# help ideas needed



## Compaq5315

going to ireland next friday into rosslare,we have 18 days to move around but need some suggestions on where to go and what to see. and any other tips you may wish to suggest. my wife has suggested that we go clockwise along the bottom west coast and into the north. 

thanks

compaq


----------



## IrishHomer

I would agree with that. Cork, Kerry beautiful then up along the west coast via Co.Clare, Galway etc until you get to the gem in the crown - Donegal!! Have a look at Sallytraffic's blog on here of their trip. Any specifics I will try to help with. IH


----------



## Zebedee

Compaq5315 said:


> going to ireland next friday into rosslare,we have 18 days to move around but need some suggestions on where to go and what to see. and any other tips you may wish to suggest. my wife has suggested that we go clockwise along the bottom west coast and into the north.
> 
> thanks
> 
> compaq


That's what we did, and it was great. Got as far as Galway then came straight back to Rosslare on very good roads.

Some of the minor roads put years on me though - especially when meeting speeding buses which do not slow down for anybody!!

Great country and lovely people. You will enjoy it I'm sure.

I'm not much into blogs, but did write one about this trip.

Hit the Blog button at the bottom of this post.

Sallytrafic has written a very good one - we used his for ideas and found it excellent.

Dave


----------



## IrishHomer

Sorry, Dave, forgot you did a blog too!  

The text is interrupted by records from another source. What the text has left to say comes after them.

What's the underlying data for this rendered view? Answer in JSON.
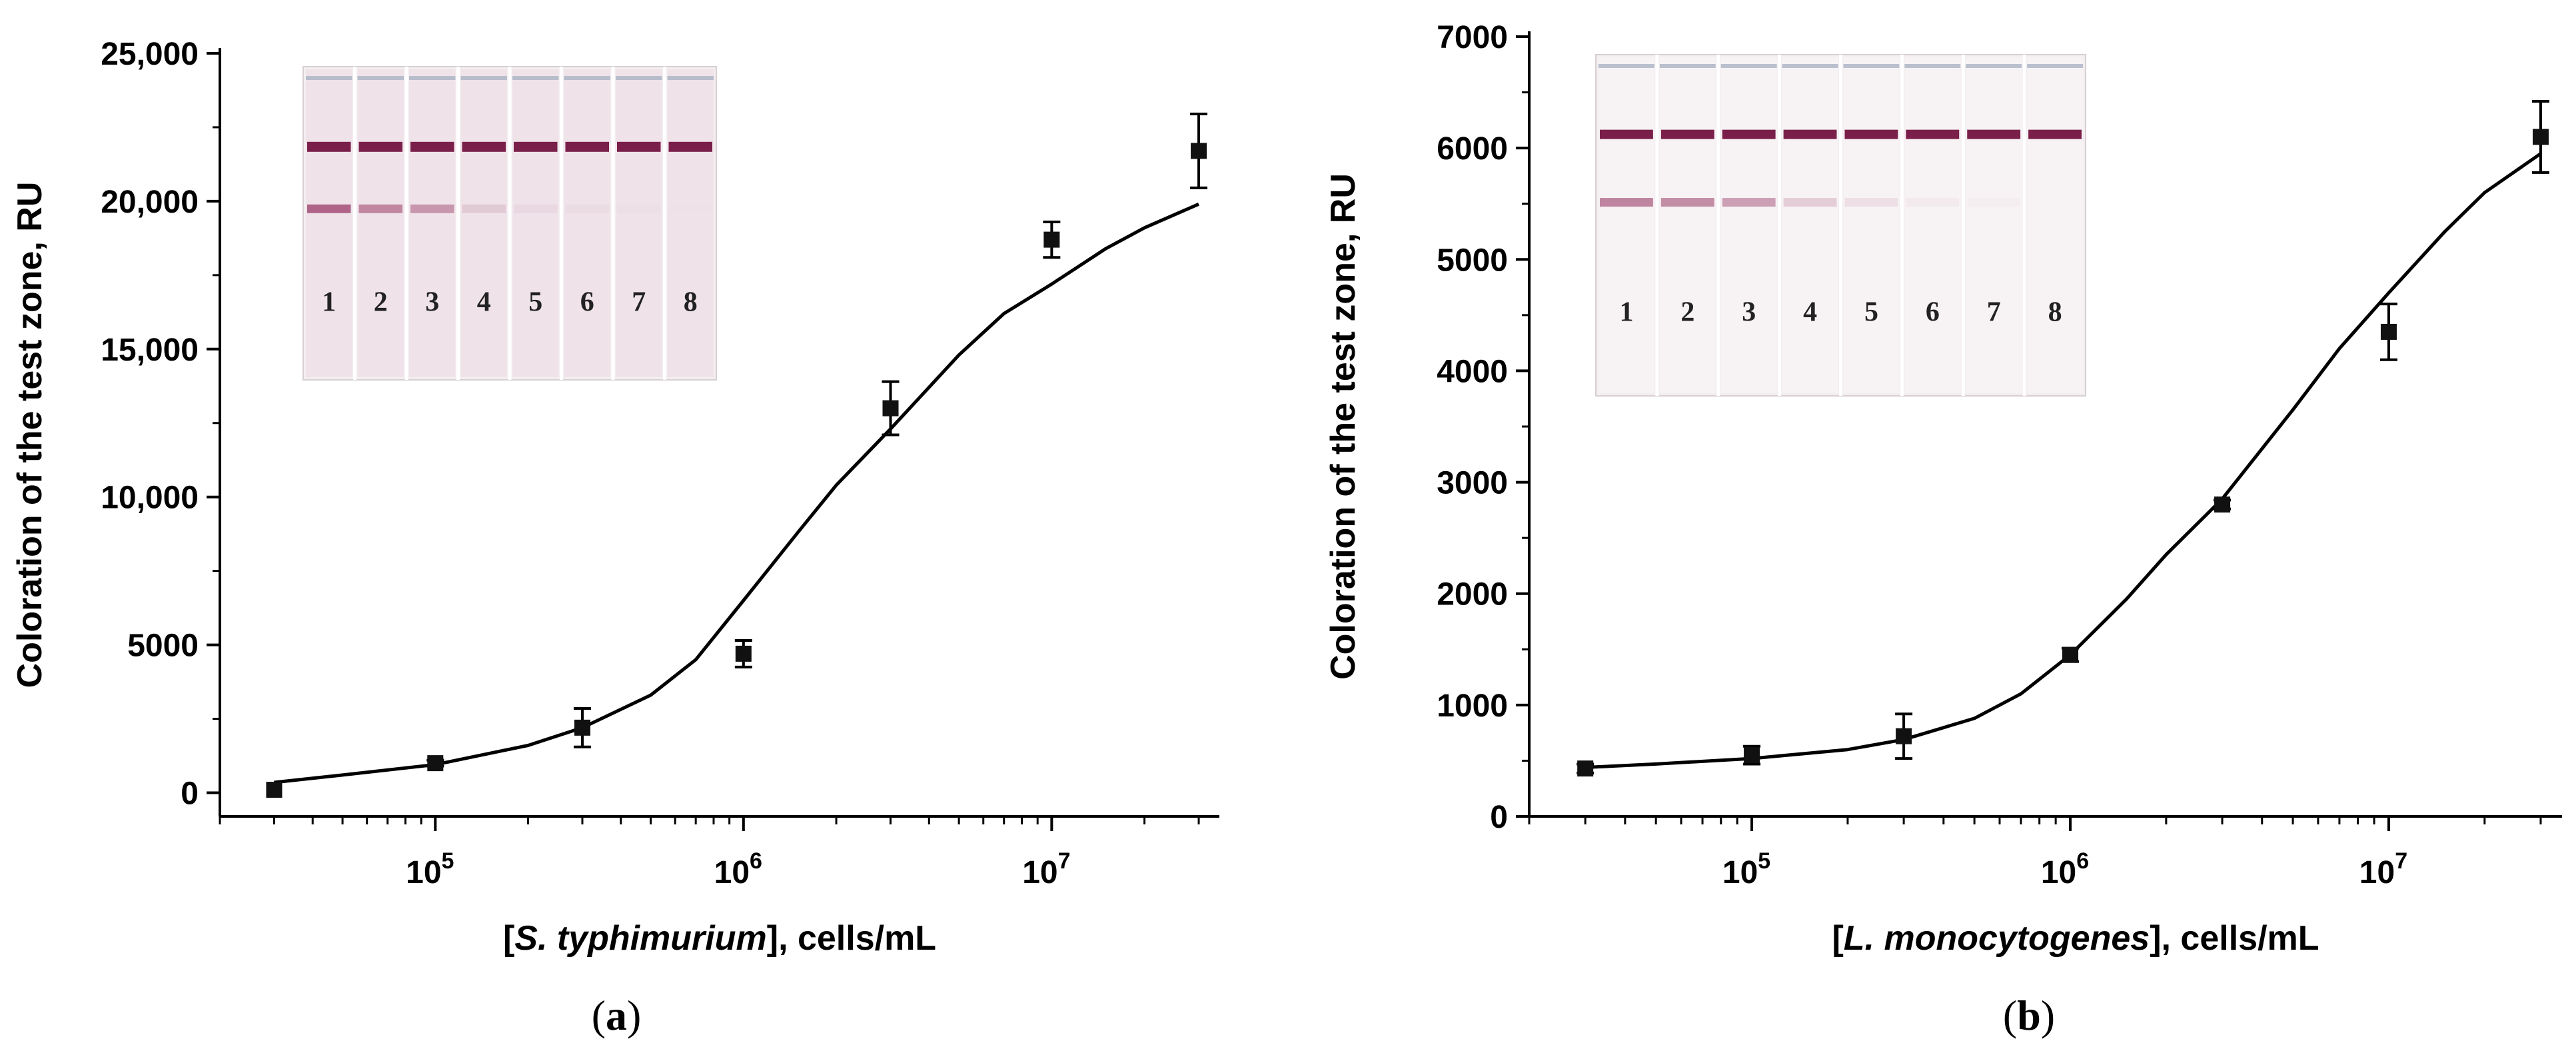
{
  "chart_data": [
    {
      "type": "scatter",
      "panel_label": "a",
      "xlabel_parts": [
        "[",
        "S. typhimurium",
        "], cells/mL"
      ],
      "ylabel": "Coloration of the test zone, RU",
      "x_scale": "log",
      "xlim": [
        20000,
        35000000
      ],
      "ylim": [
        -800,
        25000
      ],
      "x_ticks": [
        100000,
        1000000,
        10000000
      ],
      "x_tick_labels": [
        [
          "10",
          "5"
        ],
        [
          "10",
          "6"
        ],
        [
          "10",
          "7"
        ]
      ],
      "y_ticks": [
        0,
        5000,
        10000,
        15000,
        20000,
        25000
      ],
      "y_tick_labels": [
        "0",
        "5000",
        "10,000",
        "15,000",
        "20,000",
        "25,000"
      ],
      "grid": false,
      "points": [
        {
          "x": 30000,
          "y": 100,
          "err": 0
        },
        {
          "x": 100000,
          "y": 1000,
          "err": 100
        },
        {
          "x": 300000,
          "y": 2200,
          "err": 650
        },
        {
          "x": 1000000,
          "y": 4700,
          "err": 450
        },
        {
          "x": 3000000,
          "y": 13000,
          "err": 900
        },
        {
          "x": 10000000,
          "y": 18700,
          "err": 600
        },
        {
          "x": 30000000,
          "y": 21700,
          "err": 1250
        }
      ],
      "fit_curve": [
        [
          30000,
          350
        ],
        [
          50000,
          600
        ],
        [
          100000,
          950
        ],
        [
          200000,
          1600
        ],
        [
          300000,
          2200
        ],
        [
          500000,
          3300
        ],
        [
          700000,
          4500
        ],
        [
          1000000,
          6500
        ],
        [
          1500000,
          8800
        ],
        [
          2000000,
          10400
        ],
        [
          3000000,
          12300
        ],
        [
          5000000,
          14800
        ],
        [
          7000000,
          16200
        ],
        [
          10000000,
          17200
        ],
        [
          15000000,
          18400
        ],
        [
          20000000,
          19100
        ],
        [
          30000000,
          19900
        ]
      ],
      "strip_lane_labels": [
        "1",
        "2",
        "3",
        "4",
        "5",
        "6",
        "7",
        "8"
      ],
      "strip_test_line_intensity": [
        0.75,
        0.55,
        0.45,
        0.15,
        0.06,
        0.04,
        0.02,
        0.01
      ]
    },
    {
      "type": "scatter",
      "panel_label": "b",
      "xlabel_parts": [
        "[",
        "L. monocytogenes",
        "], cells/mL"
      ],
      "ylabel": "Coloration of the test zone, RU",
      "x_scale": "log",
      "xlim": [
        20000,
        35000000
      ],
      "ylim": [
        0,
        7000
      ],
      "x_ticks": [
        100000,
        1000000,
        10000000
      ],
      "x_tick_labels": [
        [
          "10",
          "5"
        ],
        [
          "10",
          "6"
        ],
        [
          "10",
          "7"
        ]
      ],
      "y_ticks": [
        0,
        1000,
        2000,
        3000,
        4000,
        5000,
        6000,
        7000
      ],
      "y_tick_labels": [
        "0",
        "1000",
        "2000",
        "3000",
        "4000",
        "5000",
        "6000",
        "7000"
      ],
      "grid": false,
      "points": [
        {
          "x": 30000,
          "y": 430,
          "err": 40
        },
        {
          "x": 100000,
          "y": 550,
          "err": 80
        },
        {
          "x": 300000,
          "y": 720,
          "err": 200
        },
        {
          "x": 1000000,
          "y": 1450,
          "err": 60
        },
        {
          "x": 3000000,
          "y": 2800,
          "err": 40
        },
        {
          "x": 10000000,
          "y": 4350,
          "err": 250
        },
        {
          "x": 30000000,
          "y": 6100,
          "err": 320
        }
      ],
      "fit_curve": [
        [
          30000,
          440
        ],
        [
          50000,
          470
        ],
        [
          100000,
          520
        ],
        [
          200000,
          600
        ],
        [
          300000,
          690
        ],
        [
          500000,
          880
        ],
        [
          700000,
          1100
        ],
        [
          1000000,
          1450
        ],
        [
          1500000,
          1950
        ],
        [
          2000000,
          2350
        ],
        [
          3000000,
          2850
        ],
        [
          5000000,
          3650
        ],
        [
          7000000,
          4200
        ],
        [
          10000000,
          4700
        ],
        [
          15000000,
          5250
        ],
        [
          20000000,
          5600
        ],
        [
          30000000,
          5950
        ]
      ],
      "strip_lane_labels": [
        "1",
        "2",
        "3",
        "4",
        "5",
        "6",
        "7",
        "8"
      ],
      "strip_test_line_intensity": [
        0.6,
        0.55,
        0.45,
        0.2,
        0.1,
        0.04,
        0.02,
        0.0
      ]
    }
  ],
  "colors": {
    "marker": "#111111",
    "line": "#000000",
    "strip_background": "#efe6ea",
    "strip_control_line": "#7a1f4a",
    "strip_test_line": "#9a3a66"
  }
}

Yesterday I visted Clifden in west Galway for the first time ever. Beautiful, scenery spectacular, lots of visitors. Places I would recommend: West Cork, Bantry Bay, Ring of Kerry, Tralee & Dingle, in Co. Clare The Cliffs of Moher and Doolin for music and craic, THe Burren, in Galway Connemara (as above), Galway city - very lively. In Mayo, Cong, Ceide Fields (it's an interpretive centre), North Mayo & Sligo for surfing, scenery, Glencar waterfall, Yeats's grave, Donegal - Sliabh League - highest sea cliffs in Europe, Donegal Town.. You could go into the North of Ireland then maybe via Enniskillen, Lough Erne nad Marble Arch Caves or along the north coast, Portrush, Antrim coast. Might be best to avoid Belfast and Dublin cities. Also, best to use campsites. 18 days may not be enough. IH 8O


----------



## Compaq5315

thanks so far. will i need to book campsites though what about wild camping

thanks

peter


----------



## Zebedee

IrishHomer said:


> Sorry, Dave, forgot you did a blog too!


Hi there IH

I had forgotten too, until I saw the query. 8O :roll: 

Dr Alzheimer has a lot to answer for!! :roll: :roll:

Dave


----------



## carol

There is - I think it is still there in the download section - the trip we did in 2003 where we virtually wild camped the whole time, no guarantee they are still all usable, but may give you some ideas.

Carol


----------



## CaGreg

You will have a great time in Ireland
Check out the other posts on the Ireland touring section.
You will be able to wildcamp, especially in the west. We do all the time. 
Don't try to cover all that in eighteen days or you will spend all your time driving. Take your time and enjoy what Ireland is about

Ca


----------



## philbre

*maybe this might help?*

check out the office of public works family card costing 55 euro which allows free annual entry to all their heritage sites, brilliant value if thats your scene

I wildcamp everywhere, have never used a campsite over here

I personally am drawn to the west coast, especially counties clare, sligo & donegal


----------



## DTPCHEMICALS

You`ll not be going to europe either. Prices are ott with poor euro rate

dave P


----------



## Zebedee

Germany is not so bad, but France and Belgium have become very expensive.

Speaking to two Belgian couples, they both come to the UK at least every couple of months just to do the shopping, and say loads of others do as well.

Mrs Zeb almost fainted at the price of shoes in Belgium, and that's one area in which she is an expert!! 8O 8O 

Dave


----------